Based on the above, we can understand the meaning of the phrase: “so that You may be feared.” The implication is that for [the Jews to attain] genuine fear [on Rosh HaShanah and Yom Kippur], it is necessary that “forgiveness be Yours” during these days of Selichos. For You, [G‑d,] are obligated, [as it were,] to forgive.3 For in the spiritual realms, teshuvah is desired, for [G‑d says]: “I have no desire for the death of the wicked, but that the wicked turn from his way and live.”4 Thus teshuvah is of primary importance. Nothing can stand in the way of teshuvah.5 Even if one’s spiritual status, Heaven forbid, is lowly and debased and he is considered among those who transgress G‑d’s will, teshuvah is effective [in rectifying his situation]. This is implied by the phrase:4 “that the wicked turn from his way and live,” [i.e., teshuvah is effective even for someone who is wicked].

[Moreover, teshuvah is readily accessible.] In whatever state a person may find himself, he can find something G‑dly with which to arouse his soul. And when a person is aroused to teshuvah, “You [G‑d] are obligated to forgive”; i.e., the attribute of forgiveness is appropriate. For when a servant acknowledges that he transgressed, repents of his sin, confesses his wrongdoing, and desires to pay his debt, “forgiveness is Yours.” [Granting forgiveness] is not dependent on [an intermediary power in Seder Hishtalshelus], but on the infinite G‑dliness that transcends Seder Hishtalshelus, as explained above. This is the intent of the phrase: “forgiveness is Yours.”
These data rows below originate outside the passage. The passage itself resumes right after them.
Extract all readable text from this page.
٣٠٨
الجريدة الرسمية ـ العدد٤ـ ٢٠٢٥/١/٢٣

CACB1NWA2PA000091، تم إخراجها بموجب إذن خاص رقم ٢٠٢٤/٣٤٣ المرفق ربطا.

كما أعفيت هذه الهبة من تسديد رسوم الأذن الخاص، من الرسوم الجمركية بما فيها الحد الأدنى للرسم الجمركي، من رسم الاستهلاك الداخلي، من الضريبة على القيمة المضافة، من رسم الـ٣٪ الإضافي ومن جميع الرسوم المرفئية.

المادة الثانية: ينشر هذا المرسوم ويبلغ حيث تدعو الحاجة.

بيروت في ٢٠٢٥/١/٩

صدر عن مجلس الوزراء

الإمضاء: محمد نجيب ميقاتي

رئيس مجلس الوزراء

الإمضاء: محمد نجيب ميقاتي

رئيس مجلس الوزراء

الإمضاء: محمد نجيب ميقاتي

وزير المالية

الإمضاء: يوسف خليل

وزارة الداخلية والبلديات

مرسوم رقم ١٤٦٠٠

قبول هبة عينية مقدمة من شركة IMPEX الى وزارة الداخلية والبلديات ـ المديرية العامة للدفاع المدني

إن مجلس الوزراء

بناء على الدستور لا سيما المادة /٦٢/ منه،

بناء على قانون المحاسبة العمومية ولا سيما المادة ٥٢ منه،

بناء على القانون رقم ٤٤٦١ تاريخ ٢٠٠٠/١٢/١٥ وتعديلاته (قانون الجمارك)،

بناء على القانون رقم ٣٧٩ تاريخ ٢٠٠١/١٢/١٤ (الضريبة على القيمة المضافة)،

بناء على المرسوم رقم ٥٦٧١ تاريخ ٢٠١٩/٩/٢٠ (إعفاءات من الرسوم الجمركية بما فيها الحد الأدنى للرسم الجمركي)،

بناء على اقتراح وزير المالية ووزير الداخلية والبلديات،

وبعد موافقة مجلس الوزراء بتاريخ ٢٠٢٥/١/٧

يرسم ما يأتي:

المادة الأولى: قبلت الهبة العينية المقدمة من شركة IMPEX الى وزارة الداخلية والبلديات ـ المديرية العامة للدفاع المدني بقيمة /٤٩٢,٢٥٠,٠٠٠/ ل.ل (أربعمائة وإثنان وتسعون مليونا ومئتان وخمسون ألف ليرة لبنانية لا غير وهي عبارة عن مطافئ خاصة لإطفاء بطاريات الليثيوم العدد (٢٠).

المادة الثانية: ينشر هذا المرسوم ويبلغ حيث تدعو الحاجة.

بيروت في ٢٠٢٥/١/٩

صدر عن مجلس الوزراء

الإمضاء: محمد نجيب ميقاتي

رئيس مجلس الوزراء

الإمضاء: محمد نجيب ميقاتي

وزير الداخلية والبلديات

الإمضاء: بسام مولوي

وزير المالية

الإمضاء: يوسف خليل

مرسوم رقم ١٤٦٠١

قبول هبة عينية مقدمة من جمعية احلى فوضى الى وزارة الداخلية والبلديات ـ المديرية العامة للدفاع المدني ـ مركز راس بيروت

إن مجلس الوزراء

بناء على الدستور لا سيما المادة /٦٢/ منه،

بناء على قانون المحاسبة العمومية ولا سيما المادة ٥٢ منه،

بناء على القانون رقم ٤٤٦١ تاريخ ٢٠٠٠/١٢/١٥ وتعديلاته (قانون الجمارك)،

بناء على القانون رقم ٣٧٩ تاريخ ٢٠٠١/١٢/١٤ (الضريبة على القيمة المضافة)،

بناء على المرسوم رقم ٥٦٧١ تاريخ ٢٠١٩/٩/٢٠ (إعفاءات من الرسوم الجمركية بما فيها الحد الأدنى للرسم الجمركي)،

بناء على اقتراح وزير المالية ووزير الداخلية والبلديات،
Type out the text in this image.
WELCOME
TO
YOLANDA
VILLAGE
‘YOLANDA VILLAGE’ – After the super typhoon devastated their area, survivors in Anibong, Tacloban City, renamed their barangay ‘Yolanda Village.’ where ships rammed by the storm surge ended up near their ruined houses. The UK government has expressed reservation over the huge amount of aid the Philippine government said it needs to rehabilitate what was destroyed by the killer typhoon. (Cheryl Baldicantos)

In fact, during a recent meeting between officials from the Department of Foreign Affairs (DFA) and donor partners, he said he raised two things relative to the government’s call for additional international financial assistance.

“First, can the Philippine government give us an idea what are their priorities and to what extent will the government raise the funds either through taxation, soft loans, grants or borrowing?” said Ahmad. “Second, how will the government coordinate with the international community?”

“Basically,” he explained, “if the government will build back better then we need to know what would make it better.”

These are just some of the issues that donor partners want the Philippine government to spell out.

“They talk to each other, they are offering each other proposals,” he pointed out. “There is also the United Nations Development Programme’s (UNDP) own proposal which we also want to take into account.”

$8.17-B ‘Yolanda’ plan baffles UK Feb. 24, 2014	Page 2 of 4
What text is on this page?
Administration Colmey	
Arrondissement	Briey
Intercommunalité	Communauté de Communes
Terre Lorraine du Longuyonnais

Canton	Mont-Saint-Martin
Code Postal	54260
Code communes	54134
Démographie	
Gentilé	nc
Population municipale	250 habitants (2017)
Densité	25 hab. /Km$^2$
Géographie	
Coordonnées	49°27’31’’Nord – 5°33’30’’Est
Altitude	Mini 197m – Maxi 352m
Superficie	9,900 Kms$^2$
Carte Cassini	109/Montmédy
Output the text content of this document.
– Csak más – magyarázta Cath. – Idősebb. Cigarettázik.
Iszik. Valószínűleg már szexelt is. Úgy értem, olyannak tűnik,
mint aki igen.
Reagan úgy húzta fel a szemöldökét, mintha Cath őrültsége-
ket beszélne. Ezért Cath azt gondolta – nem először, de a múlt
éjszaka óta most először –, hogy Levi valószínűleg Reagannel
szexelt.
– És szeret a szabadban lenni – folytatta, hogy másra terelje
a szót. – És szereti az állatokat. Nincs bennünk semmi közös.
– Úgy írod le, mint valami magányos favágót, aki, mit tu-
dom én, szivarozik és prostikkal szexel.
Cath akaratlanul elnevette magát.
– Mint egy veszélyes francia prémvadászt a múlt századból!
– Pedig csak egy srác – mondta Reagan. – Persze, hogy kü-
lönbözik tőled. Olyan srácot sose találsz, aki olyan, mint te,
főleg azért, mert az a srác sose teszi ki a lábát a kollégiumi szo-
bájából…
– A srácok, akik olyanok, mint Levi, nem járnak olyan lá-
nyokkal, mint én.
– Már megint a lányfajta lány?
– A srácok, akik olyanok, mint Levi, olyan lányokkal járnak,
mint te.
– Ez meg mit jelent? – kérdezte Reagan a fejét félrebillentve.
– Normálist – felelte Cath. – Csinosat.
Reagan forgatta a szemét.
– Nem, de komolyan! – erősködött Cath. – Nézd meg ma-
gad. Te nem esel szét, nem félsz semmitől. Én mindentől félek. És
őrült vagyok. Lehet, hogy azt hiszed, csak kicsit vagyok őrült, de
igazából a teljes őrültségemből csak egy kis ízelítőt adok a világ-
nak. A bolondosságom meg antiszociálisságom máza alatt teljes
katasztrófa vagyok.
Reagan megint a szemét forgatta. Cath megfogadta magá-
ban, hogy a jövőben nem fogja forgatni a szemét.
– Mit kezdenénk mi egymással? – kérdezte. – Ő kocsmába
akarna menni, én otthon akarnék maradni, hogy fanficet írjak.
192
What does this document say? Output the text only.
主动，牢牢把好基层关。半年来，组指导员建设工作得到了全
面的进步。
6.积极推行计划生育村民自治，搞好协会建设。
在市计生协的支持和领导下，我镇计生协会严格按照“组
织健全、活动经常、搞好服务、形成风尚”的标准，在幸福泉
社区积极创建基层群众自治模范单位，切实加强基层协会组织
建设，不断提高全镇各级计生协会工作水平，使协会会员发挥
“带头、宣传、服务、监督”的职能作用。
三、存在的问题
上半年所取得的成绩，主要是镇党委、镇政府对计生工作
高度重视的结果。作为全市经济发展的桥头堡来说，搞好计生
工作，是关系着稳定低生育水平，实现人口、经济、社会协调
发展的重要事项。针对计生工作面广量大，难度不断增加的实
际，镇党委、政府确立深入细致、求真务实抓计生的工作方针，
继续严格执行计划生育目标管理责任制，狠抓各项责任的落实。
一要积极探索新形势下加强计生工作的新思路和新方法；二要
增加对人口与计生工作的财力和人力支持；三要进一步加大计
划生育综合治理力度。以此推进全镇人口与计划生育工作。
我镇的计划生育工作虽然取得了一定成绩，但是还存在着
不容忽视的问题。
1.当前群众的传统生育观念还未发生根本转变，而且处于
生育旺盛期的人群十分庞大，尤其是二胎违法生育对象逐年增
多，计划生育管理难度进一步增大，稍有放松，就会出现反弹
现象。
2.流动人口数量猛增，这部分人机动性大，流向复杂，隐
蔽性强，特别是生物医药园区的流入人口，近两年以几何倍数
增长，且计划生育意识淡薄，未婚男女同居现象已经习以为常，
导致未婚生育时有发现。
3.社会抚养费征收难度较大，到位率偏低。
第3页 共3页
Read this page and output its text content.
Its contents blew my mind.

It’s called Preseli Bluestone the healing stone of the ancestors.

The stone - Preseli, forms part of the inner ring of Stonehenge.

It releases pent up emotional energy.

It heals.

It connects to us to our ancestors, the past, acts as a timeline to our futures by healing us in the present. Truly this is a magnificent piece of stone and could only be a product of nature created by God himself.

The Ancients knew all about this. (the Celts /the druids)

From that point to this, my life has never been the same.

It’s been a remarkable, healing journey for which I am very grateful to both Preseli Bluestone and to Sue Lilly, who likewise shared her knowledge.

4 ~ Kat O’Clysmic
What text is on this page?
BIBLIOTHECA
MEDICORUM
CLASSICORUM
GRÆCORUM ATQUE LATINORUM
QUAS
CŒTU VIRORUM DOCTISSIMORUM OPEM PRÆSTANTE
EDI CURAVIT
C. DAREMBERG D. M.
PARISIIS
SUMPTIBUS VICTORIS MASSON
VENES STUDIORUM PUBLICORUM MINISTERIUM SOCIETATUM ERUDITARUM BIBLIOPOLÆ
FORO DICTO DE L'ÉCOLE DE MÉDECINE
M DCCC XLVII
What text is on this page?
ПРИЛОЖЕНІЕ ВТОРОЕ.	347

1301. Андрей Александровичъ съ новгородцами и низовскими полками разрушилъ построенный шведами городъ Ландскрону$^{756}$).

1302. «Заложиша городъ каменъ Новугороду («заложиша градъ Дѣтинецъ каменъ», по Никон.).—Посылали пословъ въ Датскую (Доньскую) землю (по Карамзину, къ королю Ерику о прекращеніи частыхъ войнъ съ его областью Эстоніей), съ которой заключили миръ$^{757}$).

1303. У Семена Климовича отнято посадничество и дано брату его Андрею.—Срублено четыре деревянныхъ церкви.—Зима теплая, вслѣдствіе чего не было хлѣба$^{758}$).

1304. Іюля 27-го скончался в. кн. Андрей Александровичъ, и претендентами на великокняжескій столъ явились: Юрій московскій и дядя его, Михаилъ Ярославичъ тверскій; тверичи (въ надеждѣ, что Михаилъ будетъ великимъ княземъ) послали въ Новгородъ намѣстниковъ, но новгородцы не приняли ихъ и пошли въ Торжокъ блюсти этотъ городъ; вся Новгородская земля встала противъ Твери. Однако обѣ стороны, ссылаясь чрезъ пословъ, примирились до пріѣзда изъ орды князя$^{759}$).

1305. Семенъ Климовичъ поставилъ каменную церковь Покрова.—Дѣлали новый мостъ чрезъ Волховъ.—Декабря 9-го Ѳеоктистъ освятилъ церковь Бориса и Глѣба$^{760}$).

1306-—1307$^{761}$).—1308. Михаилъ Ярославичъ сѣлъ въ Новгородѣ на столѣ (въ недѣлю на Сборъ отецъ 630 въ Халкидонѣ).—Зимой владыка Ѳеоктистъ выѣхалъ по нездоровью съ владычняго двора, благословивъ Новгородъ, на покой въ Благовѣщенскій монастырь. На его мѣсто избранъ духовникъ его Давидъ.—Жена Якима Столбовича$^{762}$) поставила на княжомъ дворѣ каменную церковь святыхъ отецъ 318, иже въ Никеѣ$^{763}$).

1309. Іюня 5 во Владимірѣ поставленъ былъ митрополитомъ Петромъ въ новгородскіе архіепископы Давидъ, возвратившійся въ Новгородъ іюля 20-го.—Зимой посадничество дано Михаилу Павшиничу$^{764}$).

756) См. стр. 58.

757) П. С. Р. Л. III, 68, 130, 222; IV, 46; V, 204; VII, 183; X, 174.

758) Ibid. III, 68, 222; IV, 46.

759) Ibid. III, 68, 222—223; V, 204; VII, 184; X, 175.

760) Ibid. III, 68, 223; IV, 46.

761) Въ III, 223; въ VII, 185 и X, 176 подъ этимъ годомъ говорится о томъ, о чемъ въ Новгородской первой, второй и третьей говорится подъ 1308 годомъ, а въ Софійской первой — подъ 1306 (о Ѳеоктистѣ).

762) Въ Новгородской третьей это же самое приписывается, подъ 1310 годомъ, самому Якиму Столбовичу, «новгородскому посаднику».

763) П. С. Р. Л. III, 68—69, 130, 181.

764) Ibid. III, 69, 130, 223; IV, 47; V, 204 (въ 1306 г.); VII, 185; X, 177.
And when “You” forgive during the days of Selichos, the result will be “so that You may be feared.” [Forgiving the Jewish people is intended] to lead to genuine Divine service on Rosh HaShanah, [enabling] their internalization of the feeling (derherren in chassidic terminology) that “You are holy and Your name is awesome.”6


The positive dimension of fear is that it is not dependent on the status of the one who fears. [The maamar cites theinterpretation of] “forgiveness is Yours” as meaning “You are obligated to forgive.” There are none who can prevent You. Through [G‑d’s] forgiveness during the days of Selichos, the Jews will attain the fear of G‑d on Rosh HaShanah, with an [internalized] feeling that “Your name is awesome.”